Results: Among the population of child Medicaid beneficiaries, 1,912 unique children were admitted one or more times to inpatient psychiatric care in FY09 (acute and private residential treatment centers, or PRTFs). Compared to the previous year, admissions increased 7.7%, from FY08 to FY09. This increase was consistent with population trends. Children 6-8 years old (OR = 2.41, p < .001) and 9-11 years old (OR = 2.15, p < .001) were more than twice as likely to be admitted as other children. Children with a mood disorder (OR = 21.88, p < .001), a disruptive disorder (OR = 6.74, p < .001), or a psychotic disorder (OR = 6.25, p < .001) were also more likely to be admitted. Of the 1,912 children admitted to care in the study period, 43.4% were readmitted within 60 days. The PRTF readmission rate was 26.5%; the acute inpatient care rate was 50.4%. Most children who readmitted did so within 60 days. Age; mood disorder/ASD diagnoses; and prior services/hospitalization were the strongest predictors of inpatient acute readmissions. For example, young children (3-5) were significantly more likely to be readmitted from acute inpatient care than children 6-8 years old and older teens, 15-17 years old. Gender, disruptive disorder diagnosis, and region most strongly predicted PRTF readmission.

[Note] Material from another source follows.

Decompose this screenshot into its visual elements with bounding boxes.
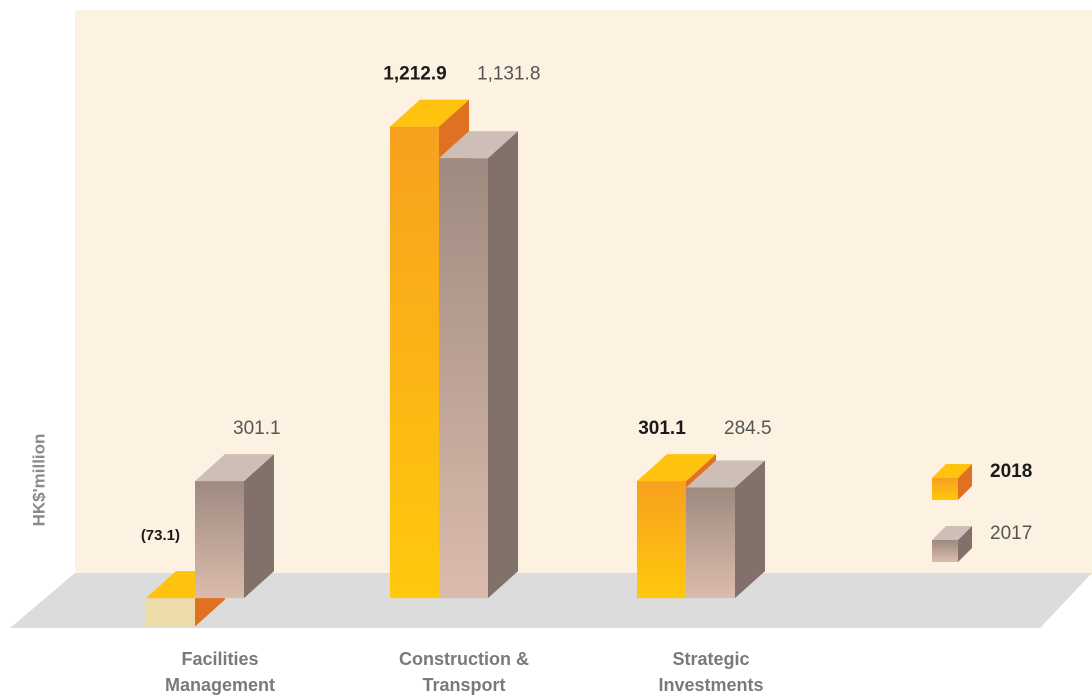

Implications: Readmission rates were high compared to other states. Additionally, the majority of children who readmitted from acute inpatient care facilities did so within 60 days of their index admission date. While not conclusive, findings suggest the plausibility of a revolving door phenomenon. Policy and practice implications of demographic, diagnostic, and service variables will be discussed, particularly with regard to very young children.